The proposed pipeline route traverses 604 miles to deliver natural gas from the Appalachian Basin to markets in the mid-Atlantic region of Virginia and North Carolina. The draft decision, jointly issued by the Forest Service’s Eastern and Southern Regional Foresters, would allow Atlantic Coast Pipeline LLC to construct and operate 21 miles of the pipeline route that would cross National Forest System lands. Southern Regional Forester, Tony Tooke said “Our proposed decision recognizes Forest Service efforts to provide for multiple uses, minimize impacts to natural resources, and to support federal policies that encourage energy infrastructure, jobs, and economic growth.”
The Federal Energy Regulatory Commission (FERC) was the lead federal agency in preparing the environmental impact statement for the project. After the draft EIS was released, the Forest Service reviewed public comments, additional information and FERC’s analysis which resulted in a number of changes being incorporated into the final EIS. The agency also worked with ACP to develop project features and mitigation measures to minimize impacts to natural and cultural resources and other uses.

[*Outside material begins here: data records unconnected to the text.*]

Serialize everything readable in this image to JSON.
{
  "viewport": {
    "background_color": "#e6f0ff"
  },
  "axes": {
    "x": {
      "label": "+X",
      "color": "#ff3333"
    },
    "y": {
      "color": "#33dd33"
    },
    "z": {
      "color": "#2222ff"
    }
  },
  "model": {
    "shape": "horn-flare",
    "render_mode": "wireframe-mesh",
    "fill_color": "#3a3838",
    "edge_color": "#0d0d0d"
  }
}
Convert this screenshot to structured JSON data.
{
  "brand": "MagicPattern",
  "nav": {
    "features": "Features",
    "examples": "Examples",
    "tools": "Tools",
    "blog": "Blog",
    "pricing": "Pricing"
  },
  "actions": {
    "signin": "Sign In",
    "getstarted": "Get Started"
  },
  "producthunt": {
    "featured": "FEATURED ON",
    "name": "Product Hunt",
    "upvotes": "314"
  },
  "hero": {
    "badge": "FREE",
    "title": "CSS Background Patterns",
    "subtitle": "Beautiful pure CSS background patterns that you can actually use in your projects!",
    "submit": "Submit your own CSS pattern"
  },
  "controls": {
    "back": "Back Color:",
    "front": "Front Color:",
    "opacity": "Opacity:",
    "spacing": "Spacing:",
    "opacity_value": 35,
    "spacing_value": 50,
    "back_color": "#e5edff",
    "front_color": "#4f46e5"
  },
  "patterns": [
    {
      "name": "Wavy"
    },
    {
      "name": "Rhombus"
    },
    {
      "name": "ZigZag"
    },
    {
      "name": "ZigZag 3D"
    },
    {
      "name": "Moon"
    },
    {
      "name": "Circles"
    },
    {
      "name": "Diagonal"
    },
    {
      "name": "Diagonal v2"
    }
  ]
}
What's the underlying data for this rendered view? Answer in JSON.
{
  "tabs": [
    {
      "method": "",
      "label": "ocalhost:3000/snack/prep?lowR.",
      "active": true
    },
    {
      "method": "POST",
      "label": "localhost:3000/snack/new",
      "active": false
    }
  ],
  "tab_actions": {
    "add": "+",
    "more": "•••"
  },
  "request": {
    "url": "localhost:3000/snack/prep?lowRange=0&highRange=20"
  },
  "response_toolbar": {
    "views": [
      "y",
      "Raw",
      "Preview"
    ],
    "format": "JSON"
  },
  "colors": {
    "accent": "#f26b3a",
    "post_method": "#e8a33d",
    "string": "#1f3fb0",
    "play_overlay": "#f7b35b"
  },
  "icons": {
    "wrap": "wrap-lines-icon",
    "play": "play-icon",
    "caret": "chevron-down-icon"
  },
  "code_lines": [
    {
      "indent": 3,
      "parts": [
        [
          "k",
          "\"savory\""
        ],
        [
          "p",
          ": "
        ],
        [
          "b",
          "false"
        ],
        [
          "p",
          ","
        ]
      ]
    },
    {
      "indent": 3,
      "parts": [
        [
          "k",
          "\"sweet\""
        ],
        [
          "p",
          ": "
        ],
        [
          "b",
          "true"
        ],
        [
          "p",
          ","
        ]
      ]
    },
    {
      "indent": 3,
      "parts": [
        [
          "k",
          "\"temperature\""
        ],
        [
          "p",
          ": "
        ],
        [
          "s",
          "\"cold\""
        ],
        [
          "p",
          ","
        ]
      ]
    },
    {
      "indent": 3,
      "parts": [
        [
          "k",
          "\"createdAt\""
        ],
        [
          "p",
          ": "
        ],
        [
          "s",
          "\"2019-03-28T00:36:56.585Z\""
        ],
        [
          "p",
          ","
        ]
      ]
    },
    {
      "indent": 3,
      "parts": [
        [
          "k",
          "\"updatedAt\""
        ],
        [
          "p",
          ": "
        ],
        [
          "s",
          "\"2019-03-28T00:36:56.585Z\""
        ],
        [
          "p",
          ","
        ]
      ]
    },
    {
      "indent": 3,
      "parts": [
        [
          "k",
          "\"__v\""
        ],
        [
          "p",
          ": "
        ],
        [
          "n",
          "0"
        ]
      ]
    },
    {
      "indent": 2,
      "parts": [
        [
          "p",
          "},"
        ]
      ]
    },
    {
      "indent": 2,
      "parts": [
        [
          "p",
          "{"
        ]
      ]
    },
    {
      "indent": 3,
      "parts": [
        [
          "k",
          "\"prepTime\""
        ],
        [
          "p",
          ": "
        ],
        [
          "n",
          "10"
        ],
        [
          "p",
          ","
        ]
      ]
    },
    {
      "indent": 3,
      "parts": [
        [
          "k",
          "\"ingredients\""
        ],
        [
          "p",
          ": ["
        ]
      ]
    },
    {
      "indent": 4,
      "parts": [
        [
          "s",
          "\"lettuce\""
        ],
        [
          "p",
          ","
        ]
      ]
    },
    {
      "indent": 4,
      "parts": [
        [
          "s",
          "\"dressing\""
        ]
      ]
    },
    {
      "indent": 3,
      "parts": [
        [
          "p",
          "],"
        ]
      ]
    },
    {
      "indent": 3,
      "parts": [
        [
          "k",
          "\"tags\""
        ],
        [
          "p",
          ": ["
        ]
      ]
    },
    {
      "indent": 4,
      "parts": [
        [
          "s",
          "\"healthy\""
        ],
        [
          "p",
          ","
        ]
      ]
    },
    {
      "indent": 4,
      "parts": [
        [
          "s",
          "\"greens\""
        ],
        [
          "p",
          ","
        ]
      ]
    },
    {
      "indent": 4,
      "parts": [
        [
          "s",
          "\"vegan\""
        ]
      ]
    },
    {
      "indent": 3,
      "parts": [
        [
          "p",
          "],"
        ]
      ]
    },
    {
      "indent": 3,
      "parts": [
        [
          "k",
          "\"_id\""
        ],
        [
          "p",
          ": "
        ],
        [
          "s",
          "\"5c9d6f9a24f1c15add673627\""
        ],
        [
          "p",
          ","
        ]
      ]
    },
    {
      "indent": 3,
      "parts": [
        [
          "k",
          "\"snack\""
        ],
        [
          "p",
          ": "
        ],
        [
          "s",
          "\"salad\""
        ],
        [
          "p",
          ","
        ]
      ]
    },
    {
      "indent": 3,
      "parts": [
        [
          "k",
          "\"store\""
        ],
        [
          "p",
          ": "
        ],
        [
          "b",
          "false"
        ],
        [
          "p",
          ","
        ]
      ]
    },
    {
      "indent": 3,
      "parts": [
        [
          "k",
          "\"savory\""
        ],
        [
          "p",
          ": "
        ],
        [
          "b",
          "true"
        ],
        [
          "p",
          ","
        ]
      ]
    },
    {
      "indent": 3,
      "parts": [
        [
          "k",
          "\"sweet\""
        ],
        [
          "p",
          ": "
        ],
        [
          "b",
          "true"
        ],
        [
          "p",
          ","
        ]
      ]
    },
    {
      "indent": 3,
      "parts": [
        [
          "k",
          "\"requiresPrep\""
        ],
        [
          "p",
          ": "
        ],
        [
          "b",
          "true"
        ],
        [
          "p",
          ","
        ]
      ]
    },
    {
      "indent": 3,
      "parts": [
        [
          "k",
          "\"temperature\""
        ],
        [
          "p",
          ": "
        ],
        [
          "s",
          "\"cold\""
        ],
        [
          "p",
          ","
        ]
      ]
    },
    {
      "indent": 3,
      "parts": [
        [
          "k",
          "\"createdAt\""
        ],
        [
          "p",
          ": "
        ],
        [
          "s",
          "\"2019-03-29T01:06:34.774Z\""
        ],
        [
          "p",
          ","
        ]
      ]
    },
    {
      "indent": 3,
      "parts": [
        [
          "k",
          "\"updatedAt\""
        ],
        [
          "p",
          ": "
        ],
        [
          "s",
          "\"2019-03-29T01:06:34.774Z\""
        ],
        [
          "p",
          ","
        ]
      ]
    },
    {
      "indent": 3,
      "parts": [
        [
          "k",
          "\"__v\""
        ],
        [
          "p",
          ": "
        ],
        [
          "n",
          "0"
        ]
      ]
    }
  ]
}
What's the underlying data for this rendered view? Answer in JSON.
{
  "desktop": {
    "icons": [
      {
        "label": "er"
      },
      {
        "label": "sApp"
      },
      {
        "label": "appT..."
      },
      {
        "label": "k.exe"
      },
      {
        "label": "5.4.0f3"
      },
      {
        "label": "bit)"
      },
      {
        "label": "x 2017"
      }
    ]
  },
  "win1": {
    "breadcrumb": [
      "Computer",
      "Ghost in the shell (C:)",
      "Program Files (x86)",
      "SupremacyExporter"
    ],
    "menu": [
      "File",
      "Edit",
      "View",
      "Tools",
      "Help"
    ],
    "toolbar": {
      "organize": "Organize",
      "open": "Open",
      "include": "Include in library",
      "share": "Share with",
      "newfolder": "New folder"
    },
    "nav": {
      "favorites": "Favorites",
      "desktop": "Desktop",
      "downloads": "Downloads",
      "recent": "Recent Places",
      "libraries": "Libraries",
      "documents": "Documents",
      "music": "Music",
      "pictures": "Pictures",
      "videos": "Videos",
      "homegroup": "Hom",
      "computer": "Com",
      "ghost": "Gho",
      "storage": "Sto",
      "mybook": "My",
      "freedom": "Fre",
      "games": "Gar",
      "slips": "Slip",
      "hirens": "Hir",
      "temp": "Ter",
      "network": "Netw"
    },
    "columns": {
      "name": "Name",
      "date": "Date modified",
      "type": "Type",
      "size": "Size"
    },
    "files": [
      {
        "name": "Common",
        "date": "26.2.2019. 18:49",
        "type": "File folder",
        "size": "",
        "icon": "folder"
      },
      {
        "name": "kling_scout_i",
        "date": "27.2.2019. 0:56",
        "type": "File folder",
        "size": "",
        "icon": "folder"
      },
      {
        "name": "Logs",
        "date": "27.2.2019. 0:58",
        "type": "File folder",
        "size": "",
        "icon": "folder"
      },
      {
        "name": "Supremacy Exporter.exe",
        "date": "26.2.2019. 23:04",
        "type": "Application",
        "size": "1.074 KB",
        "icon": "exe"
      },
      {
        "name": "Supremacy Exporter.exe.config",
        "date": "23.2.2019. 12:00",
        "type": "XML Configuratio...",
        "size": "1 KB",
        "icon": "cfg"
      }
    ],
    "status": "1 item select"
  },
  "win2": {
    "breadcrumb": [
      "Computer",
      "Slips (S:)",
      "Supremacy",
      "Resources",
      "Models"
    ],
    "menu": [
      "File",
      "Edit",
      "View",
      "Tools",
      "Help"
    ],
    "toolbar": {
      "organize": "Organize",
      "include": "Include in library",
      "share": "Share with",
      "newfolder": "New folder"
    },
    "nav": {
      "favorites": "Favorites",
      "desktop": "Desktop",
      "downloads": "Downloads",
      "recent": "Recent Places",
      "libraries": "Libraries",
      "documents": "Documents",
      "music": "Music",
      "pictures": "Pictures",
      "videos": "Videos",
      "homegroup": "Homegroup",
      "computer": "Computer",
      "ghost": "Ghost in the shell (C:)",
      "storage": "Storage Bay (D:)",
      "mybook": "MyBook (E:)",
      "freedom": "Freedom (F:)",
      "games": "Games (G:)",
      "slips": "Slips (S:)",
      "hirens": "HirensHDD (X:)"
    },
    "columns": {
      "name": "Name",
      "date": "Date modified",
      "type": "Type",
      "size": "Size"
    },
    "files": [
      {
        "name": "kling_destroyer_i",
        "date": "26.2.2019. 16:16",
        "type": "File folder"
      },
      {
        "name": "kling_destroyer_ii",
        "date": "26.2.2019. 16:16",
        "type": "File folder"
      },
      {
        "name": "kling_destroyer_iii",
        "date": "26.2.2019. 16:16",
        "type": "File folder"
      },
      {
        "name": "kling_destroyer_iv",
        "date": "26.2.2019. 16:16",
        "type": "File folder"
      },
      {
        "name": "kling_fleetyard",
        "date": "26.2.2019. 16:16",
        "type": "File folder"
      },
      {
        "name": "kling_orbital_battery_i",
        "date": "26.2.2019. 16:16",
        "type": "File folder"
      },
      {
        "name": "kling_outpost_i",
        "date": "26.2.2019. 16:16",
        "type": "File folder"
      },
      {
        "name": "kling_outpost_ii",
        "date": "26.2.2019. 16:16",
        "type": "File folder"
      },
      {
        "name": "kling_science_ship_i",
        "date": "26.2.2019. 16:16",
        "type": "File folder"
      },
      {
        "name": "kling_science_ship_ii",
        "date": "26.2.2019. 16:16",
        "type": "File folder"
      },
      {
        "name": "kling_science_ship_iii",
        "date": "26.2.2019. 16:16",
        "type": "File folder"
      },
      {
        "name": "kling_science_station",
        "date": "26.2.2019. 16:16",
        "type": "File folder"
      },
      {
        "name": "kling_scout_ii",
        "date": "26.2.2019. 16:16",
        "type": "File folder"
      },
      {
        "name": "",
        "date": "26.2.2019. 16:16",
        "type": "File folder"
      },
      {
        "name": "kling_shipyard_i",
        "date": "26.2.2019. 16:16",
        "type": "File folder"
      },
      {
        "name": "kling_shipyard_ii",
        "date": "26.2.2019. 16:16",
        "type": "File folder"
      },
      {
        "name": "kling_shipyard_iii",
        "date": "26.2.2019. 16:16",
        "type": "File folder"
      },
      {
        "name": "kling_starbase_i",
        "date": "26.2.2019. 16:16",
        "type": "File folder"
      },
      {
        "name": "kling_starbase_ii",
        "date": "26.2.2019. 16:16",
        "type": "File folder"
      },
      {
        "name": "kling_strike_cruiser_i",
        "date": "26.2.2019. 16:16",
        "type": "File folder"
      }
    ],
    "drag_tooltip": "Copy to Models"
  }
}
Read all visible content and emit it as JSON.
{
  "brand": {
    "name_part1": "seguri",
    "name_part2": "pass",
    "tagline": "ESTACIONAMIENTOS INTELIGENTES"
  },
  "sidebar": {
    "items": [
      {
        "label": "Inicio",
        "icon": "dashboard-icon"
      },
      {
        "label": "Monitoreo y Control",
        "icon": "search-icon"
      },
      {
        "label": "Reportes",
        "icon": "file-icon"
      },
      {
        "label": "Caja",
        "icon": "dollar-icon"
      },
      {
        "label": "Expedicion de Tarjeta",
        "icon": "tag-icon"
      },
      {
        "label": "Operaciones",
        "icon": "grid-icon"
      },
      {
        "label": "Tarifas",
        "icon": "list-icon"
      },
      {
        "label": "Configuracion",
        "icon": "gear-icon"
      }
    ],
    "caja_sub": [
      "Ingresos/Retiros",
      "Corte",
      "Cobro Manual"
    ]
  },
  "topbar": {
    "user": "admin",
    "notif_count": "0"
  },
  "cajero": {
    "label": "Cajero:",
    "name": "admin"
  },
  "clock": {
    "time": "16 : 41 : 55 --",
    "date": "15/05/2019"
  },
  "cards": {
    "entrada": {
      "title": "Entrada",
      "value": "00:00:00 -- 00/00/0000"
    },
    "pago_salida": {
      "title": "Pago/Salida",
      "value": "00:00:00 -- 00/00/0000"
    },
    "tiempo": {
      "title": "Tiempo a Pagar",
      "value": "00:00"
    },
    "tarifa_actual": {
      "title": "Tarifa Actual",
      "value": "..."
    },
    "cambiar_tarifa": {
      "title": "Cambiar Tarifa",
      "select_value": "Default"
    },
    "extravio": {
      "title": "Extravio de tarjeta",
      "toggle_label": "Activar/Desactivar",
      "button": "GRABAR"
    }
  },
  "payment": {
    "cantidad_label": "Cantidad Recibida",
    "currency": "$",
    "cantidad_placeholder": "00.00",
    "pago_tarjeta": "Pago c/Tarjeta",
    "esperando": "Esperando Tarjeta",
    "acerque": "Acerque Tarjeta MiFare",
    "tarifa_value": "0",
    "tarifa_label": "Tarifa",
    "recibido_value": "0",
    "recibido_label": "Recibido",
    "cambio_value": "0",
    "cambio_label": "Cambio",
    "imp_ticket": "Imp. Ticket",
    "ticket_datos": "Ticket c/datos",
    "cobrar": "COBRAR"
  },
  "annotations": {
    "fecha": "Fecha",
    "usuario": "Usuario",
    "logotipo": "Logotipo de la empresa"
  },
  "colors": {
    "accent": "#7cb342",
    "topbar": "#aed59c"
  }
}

FERC issued a final EIS for the proposed ACP on July 21, 2017. FERC’s final EIS details the potential impacts of the entire 604-mile route, including the portion that cross 5.1 miles of the Monongahela National Forest in West Virginia, and 15.9 miles of the George Washington National Forest in Virginia. The ACP would impact about 430 acres of the National Forests during construction and after restoration, the land requirement would be reduced to about 214 acres for long term operation. The final pipeline corridor would be 50 feet wide.
Individuals who submitted comments to FERC during the public comment periods are eligible to object to this draft decision. Objections may be submitted to the Forest Service for 45 days ending at midnight, September 5, 2017. After objections are resolved, the Forest Service will issue a final decision on the project. More information on the Forest Service’s draft record and objection process, can be found at www.fs.usda.gov/gwj/.